Puluhan santri Lotim saat mengikuti seminar kebangsaan yang digelar seusai apel peringatan hari santri (IDN Times/Ruhaili)
Panggilan "Gus," semula menjadi simbol penghormatan dalam tradisi pesantren, sering kali disalahgunakan atau disalahartikan dalam masyarakat modern. Salah satu bentuk penyalahgunaan adalah kapitalisasi gelar ini untuk kepentingan pribadi atau komersial tanpa mencerminkan nilai-nilai spiritual semestinya.
Beberapa individu bukan dari kalangan kiai atau pesantren terkadang menggunakan gelar ini untuk meningkatkan status sosial atau pengaruh, sehingga menimbulkan kesalahpahaman dan bias mengenai makna asli dari gelar tersebut. Selain itu, penyematan gelar ini kepada seseorang dapat memicu kontroversi apabila tindakan atau perilakunya tidak mencerminkan nilai-nilai luhur seharusnya dijunjung oleh pemegang gelar "Gus".
Sebagai contoh, beberapa tokoh dikenal dengan gelar ini pernah menghadapi kritik akibat pernyataan atau tindakan kontroversial bertentangan dengan nilai agama atau sosial. Salah satunya adalah Miftah Maulana Habiburrahman.

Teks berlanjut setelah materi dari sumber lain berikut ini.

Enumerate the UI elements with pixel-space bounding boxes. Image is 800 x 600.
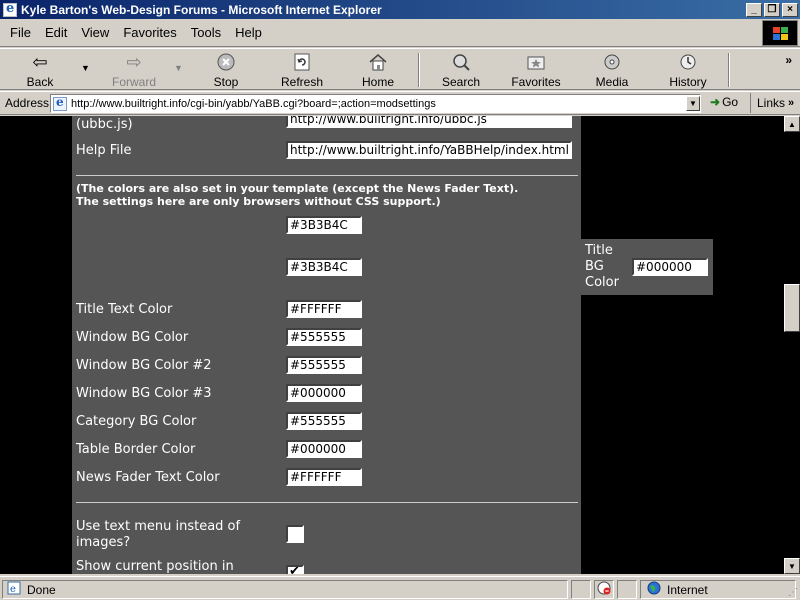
vertical-scrollbar[interactable]: ▲ ▼ [784, 116, 800, 574]
news-fader-color-label: News Fader Text Color [76, 470, 220, 485]
search-button[interactable]: Search [440, 51, 482, 89]
window-bg-color-3-input[interactable]: #000000 [286, 384, 362, 402]
ubbc-label: (ubbc.js) [76, 117, 133, 132]
stop-button[interactable]: Stop [206, 51, 246, 89]
menu-help[interactable]: Help [228, 25, 269, 40]
menu-view[interactable]: View [74, 25, 116, 40]
table-border-color-label: Table Border Color [76, 442, 196, 457]
text-menu-checkbox[interactable] [286, 525, 304, 543]
back-button[interactable]: ⇦ Back [22, 51, 58, 90]
search-icon [451, 51, 471, 73]
resize-grip-icon[interactable]: ⋰ [788, 587, 798, 598]
checkmark-icon: ✔ [289, 564, 300, 574]
ie-icon [3, 1, 17, 17]
title-bg-color-label: Title BG Color [585, 243, 619, 290]
media-button[interactable]: Media [594, 51, 630, 89]
section-divider [76, 502, 578, 503]
title-bg-color-box: Title BG Color #000000 [581, 239, 713, 295]
favorites-icon [526, 51, 546, 73]
window-bg-color-input[interactable]: #555555 [286, 328, 362, 346]
popup-blocked-icon [597, 581, 611, 598]
status-pane-1 [571, 580, 591, 599]
category-bg-color-input[interactable]: #555555 [286, 412, 362, 430]
favorites-button[interactable]: Favorites [510, 51, 562, 89]
address-bar: Address http://www.builtright.info/cgi-b… [0, 91, 800, 115]
scroll-up-icon[interactable]: ▲ [784, 116, 800, 132]
standard-toolbar: ⇦ Back ▼ ⇨ Forward ▼ Stop Refresh Home S… [0, 48, 800, 90]
stop-icon [217, 51, 235, 73]
window-bg-color-label: Window BG Color [76, 330, 189, 345]
forward-arrow-icon: ⇨ [126, 51, 142, 72]
close-button[interactable]: × [782, 2, 798, 17]
maximize-button[interactable]: ❐ [764, 2, 780, 17]
window-bg-color-2-input[interactable]: #555555 [286, 356, 362, 374]
menu-favorites[interactable]: Favorites [116, 25, 183, 40]
menu-edit[interactable]: Edit [38, 25, 74, 40]
status-pane-main: e Done [2, 580, 568, 599]
help-file-label: Help File [76, 143, 132, 158]
settings-panel: (ubbc.js) http://www.builtright.info/ubb… [72, 116, 581, 574]
page-viewport: (ubbc.js) http://www.builtright.info/ubb… [0, 116, 784, 574]
address-url[interactable]: http://www.builtright.info/cgi-bin/yabb/… [71, 98, 686, 110]
windows-logo-icon [762, 20, 798, 46]
refresh-icon [294, 51, 310, 73]
history-icon [678, 51, 698, 73]
status-pane-3 [617, 580, 637, 599]
refresh-button[interactable]: Refresh [280, 51, 324, 89]
status-pane-2 [594, 580, 614, 599]
history-button[interactable]: History [668, 51, 708, 89]
links-button[interactable]: Links » [750, 93, 794, 113]
section-divider [76, 175, 578, 176]
address-input[interactable]: http://www.builtright.info/cgi-bin/yabb/… [50, 94, 701, 113]
color-input-2[interactable]: #3B3B4C [286, 258, 362, 276]
show-position-label: Show current position in [76, 559, 234, 574]
status-text: Done [27, 582, 56, 597]
status-bar: e Done Internet ⋰ [0, 576, 800, 600]
show-position-checkbox[interactable]: ✔ [286, 564, 304, 574]
window-title-bar[interactable]: Kyle Barton's Web-Design Forums - Micros… [0, 0, 800, 19]
window-bg-color-2-label: Window BG Color #2 [76, 358, 212, 373]
svg-text:e: e [10, 584, 16, 595]
toolbar-more-chevron-icon[interactable]: » [785, 53, 792, 67]
window-bg-color-3-label: Window BG Color #3 [76, 386, 212, 401]
window-title: Kyle Barton's Web-Design Forums - Micros… [21, 2, 382, 17]
menu-bar: File Edit View Favorites Tools Help [0, 19, 800, 47]
title-text-color-input[interactable]: #FFFFFF [286, 300, 362, 318]
links-more-chevron-icon: » [788, 97, 795, 109]
internet-globe-icon [647, 581, 661, 598]
colors-note: (The colors are also set in your templat… [76, 182, 519, 208]
forward-button[interactable]: ⇨ Forward [110, 51, 158, 90]
back-dropdown-icon[interactable]: ▼ [81, 63, 90, 73]
table-border-color-input[interactable]: #000000 [286, 440, 362, 458]
category-bg-color-label: Category BG Color [76, 414, 197, 429]
status-zone-pane: Internet [640, 580, 796, 599]
news-fader-color-input[interactable]: #FFFFFF [286, 468, 362, 486]
scrollbar-thumb[interactable] [784, 284, 800, 332]
back-arrow-icon: ⇦ [32, 51, 48, 72]
toolbar-separator [728, 53, 730, 87]
home-button[interactable]: Home [360, 51, 396, 89]
media-icon [602, 51, 622, 73]
status-page-icon: e [7, 581, 21, 598]
go-arrow-icon: ➜ [710, 95, 721, 109]
ubbc-url-input[interactable]: http://www.builtright.info/ubbc.js [286, 116, 572, 128]
home-icon [368, 51, 388, 73]
zone-text: Internet [667, 582, 708, 597]
page-icon [53, 95, 67, 111]
color-input-1[interactable]: #3B3B4C [286, 216, 362, 234]
go-button[interactable]: ➜ Go [710, 95, 738, 109]
menu-file[interactable]: File [0, 25, 38, 40]
text-menu-label: Use text menu instead of images? [76, 519, 241, 550]
minimize-button[interactable]: _ [746, 2, 762, 17]
address-dropdown-icon[interactable]: ▼ [686, 96, 700, 111]
forward-dropdown-icon[interactable]: ▼ [174, 63, 183, 73]
address-label: Address [5, 96, 50, 110]
toolbar-separator [418, 53, 420, 87]
menu-tools[interactable]: Tools [184, 25, 228, 40]
title-text-color-label: Title Text Color [76, 302, 173, 317]
scroll-down-icon[interactable]: ▼ [784, 558, 800, 574]
help-file-input[interactable]: http://www.builtright.info/YaBBHelp/inde… [286, 141, 572, 159]
title-bg-color-input[interactable]: #000000 [632, 258, 708, 276]
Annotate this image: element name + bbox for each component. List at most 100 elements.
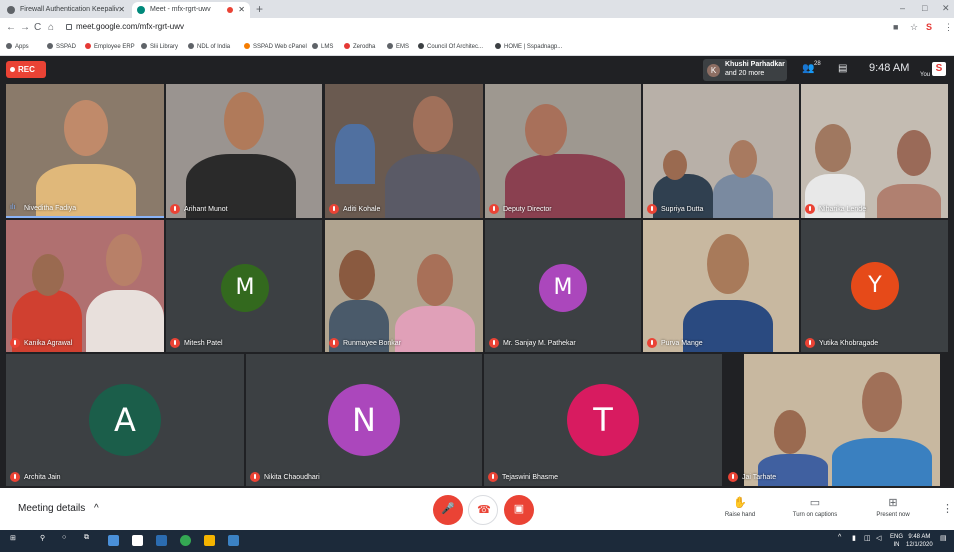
- participant-tile[interactable]: Arihant Munot: [166, 84, 322, 218]
- participant-tile[interactable]: Purva Mange: [643, 220, 799, 352]
- taskbar-clock[interactable]: 9:48 AM 12/1/2020: [906, 533, 933, 549]
- participant-tile[interactable]: Aditi Kohale: [325, 84, 483, 218]
- tab-strip: Firewall Authentication Keepaliv ✕ Meet …: [0, 0, 954, 18]
- mic-off-icon: [10, 472, 20, 482]
- mic-off-icon: [488, 472, 498, 482]
- bookmark-item[interactable]: LMS: [312, 43, 333, 50]
- leave-call-button[interactable]: ☎: [468, 495, 498, 525]
- windows-start-icon[interactable]: ⊞: [10, 534, 16, 542]
- participant-tile[interactable]: N Nikita Chaoudhari: [246, 354, 482, 486]
- chat-icon[interactable]: ▤: [838, 63, 847, 74]
- tab-label: Firewall Authentication Keepaliv: [20, 6, 119, 13]
- mic-off-icon: [250, 472, 260, 482]
- participant-tile[interactable]: A Archita Jain: [6, 354, 244, 486]
- mail-icon[interactable]: [156, 535, 167, 546]
- bookmark-item[interactable]: Council Of Architec...: [418, 43, 483, 50]
- participant-tile[interactable]: Y Yutika Khobragade: [801, 220, 948, 352]
- bookmark-item[interactable]: HOME | Sspadnagp...: [495, 43, 562, 50]
- url-field[interactable]: meet.google.com/mfx-rgrt-uwv: [76, 22, 184, 31]
- bookmark-item[interactable]: SSPAD: [47, 43, 76, 50]
- participant-name: Tejaswini Bhasme: [488, 472, 558, 482]
- bookmark-item[interactable]: Zerodha: [344, 43, 375, 50]
- star-icon[interactable]: ☆: [910, 22, 918, 33]
- new-tab-button[interactable]: +: [256, 2, 263, 16]
- extension-icon[interactable]: S: [926, 22, 932, 32]
- forward-arrow-icon[interactable]: →: [20, 22, 30, 33]
- notifications-icon[interactable]: ▤: [940, 534, 947, 542]
- participant-tile[interactable]: Supriya Dutta: [643, 84, 799, 218]
- app-icon[interactable]: [204, 535, 215, 546]
- camera-icon[interactable]: ■: [893, 22, 898, 32]
- participant-name: Runmayee Bonkar: [329, 338, 401, 348]
- explorer-icon[interactable]: [108, 535, 119, 546]
- participant-tile[interactable]: M Mr. Sanjay M. Pathekar: [485, 220, 641, 352]
- participant-name: Arihant Munot: [170, 204, 228, 214]
- participant-name: Mitesh Patel: [170, 338, 223, 348]
- participant-tile[interactable]: Niharika Lende: [801, 84, 948, 218]
- minimize-button[interactable]: –: [900, 3, 905, 13]
- more-participants: and 20 more: [725, 70, 765, 77]
- bookmark-item[interactable]: EMS: [387, 43, 409, 50]
- cpanel-icon: [244, 43, 250, 49]
- participant-tile[interactable]: T Tejaswini Bhasme: [484, 354, 722, 486]
- bookmark-item[interactable]: Slii Library: [141, 43, 178, 50]
- mic-off-icon: [489, 204, 499, 214]
- participant-tile[interactable]: M Mitesh Patel: [166, 220, 322, 352]
- battery-icon[interactable]: ▮: [852, 534, 856, 542]
- more-options-icon[interactable]: ⋮: [942, 502, 953, 515]
- meet-icon: [137, 6, 145, 14]
- raise-hand-button[interactable]: ✋ Raise hand: [710, 496, 770, 518]
- camera-toggle-button[interactable]: ▣: [504, 495, 534, 525]
- back-arrow-icon[interactable]: ←: [6, 22, 16, 33]
- bookmark-item[interactable]: NDL of India: [188, 43, 230, 50]
- tray-chevron-icon[interactable]: ^: [838, 534, 841, 541]
- task-view-icon[interactable]: ⧉: [84, 534, 89, 542]
- present-now-button[interactable]: ⊞ Present now: [863, 496, 923, 518]
- network-icon[interactable]: ◫: [864, 534, 871, 542]
- chevron-up-icon: ^: [94, 503, 99, 514]
- mic-toggle-button[interactable]: 🎤: [433, 495, 463, 525]
- captions-button[interactable]: ▭ Turn on captions: [785, 496, 845, 518]
- close-tab-icon[interactable]: ✕: [118, 5, 125, 14]
- participant-tile[interactable]: Deputy Director: [485, 84, 641, 218]
- app-icon[interactable]: [228, 535, 239, 546]
- tab-firewall[interactable]: Firewall Authentication Keepaliv ✕: [2, 2, 130, 18]
- people-icon[interactable]: 👥: [802, 63, 814, 74]
- video-feed: [525, 104, 567, 156]
- participant-tile[interactable]: Jai Tarhate: [724, 354, 948, 486]
- participant-tile[interactable]: Runmayee Bonkar: [325, 220, 483, 352]
- maximize-button[interactable]: □: [922, 3, 927, 13]
- participant-tile[interactable]: ılı Niveditha Fadiya: [6, 84, 164, 218]
- bookmark-item[interactable]: Employee ERP: [85, 43, 135, 50]
- language-indicator[interactable]: ENG IN: [890, 533, 903, 549]
- close-tab-icon[interactable]: ✕: [238, 5, 245, 14]
- participant-name: Nikita Chaoudhari: [250, 472, 320, 482]
- self-avatar[interactable]: S: [932, 62, 946, 76]
- bookmarks-bar: Apps SSPAD Employee ERP Slii Library NDL…: [0, 40, 954, 56]
- close-window-button[interactable]: ✕: [942, 3, 950, 14]
- tab-meet[interactable]: Meet - mfx-rgrt-uwv ✕: [132, 2, 250, 18]
- bookmark-item[interactable]: Apps: [6, 43, 29, 50]
- reload-icon[interactable]: C: [34, 22, 41, 33]
- avatar: M: [539, 264, 587, 312]
- participant-summary[interactable]: K Khushi Parhadkar and 20 more: [703, 59, 787, 81]
- participant-name: Jai Tarhate: [728, 472, 776, 482]
- coa-icon: [418, 43, 424, 49]
- video-feed: [774, 410, 806, 454]
- video-feed: [897, 130, 931, 176]
- volume-icon[interactable]: ◁: [876, 534, 881, 542]
- menu-icon[interactable]: ⋮: [944, 22, 953, 33]
- participant-tile[interactable]: Kanika Agrawal: [6, 220, 164, 352]
- meeting-details-button[interactable]: Meeting details ^: [18, 503, 99, 514]
- chrome-icon[interactable]: [180, 535, 191, 546]
- avatar: N: [328, 384, 400, 456]
- bookmark-item[interactable]: SSPAD Web cPanel: [244, 43, 307, 50]
- search-icon[interactable]: ⚲: [40, 534, 45, 542]
- store-icon[interactable]: [132, 535, 143, 546]
- video-feed: [707, 234, 749, 294]
- cortana-icon[interactable]: ○: [62, 534, 66, 541]
- lock-icon: [66, 24, 72, 30]
- recording-dot-icon: [227, 7, 233, 13]
- you-label: You: [920, 72, 931, 78]
- home-icon[interactable]: ⌂: [48, 22, 54, 33]
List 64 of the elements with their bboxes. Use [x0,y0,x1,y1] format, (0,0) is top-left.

Baru-baru ini, namanya ramai diperbincangkan setelah dirinya dikritik karena pernyataannya dinilai merendahkan pedagang es teh keliling.
Miftah Maulana Habiburrahman, seorang kyai dan tokoh publik dikenal luas, dianggap melanggar nilai-nilai moral melekat pada gelar 'Gus'. Pasalnya, perilaku dan ucapan seseorang menyandang panggilan ini diharapkan mencerminkan akhlak mulia dan kesantunan.
Penting untuk memahami bahwa panggilan "Gus" bukan sekadar titel, melainkan simbol kepercayaan dan tanggung jawab moral. Gelar ini membawa harapan besar bagi pemiliknya untuk menjadi panutan dalam nilai-nilai agama dan kehidupan bermasyarakat. Dalam budaya pesantren, "Gus" diberikan kepada putra kiai dengan harapan mereka meneruskan kepemimpinan spiritual keluarga.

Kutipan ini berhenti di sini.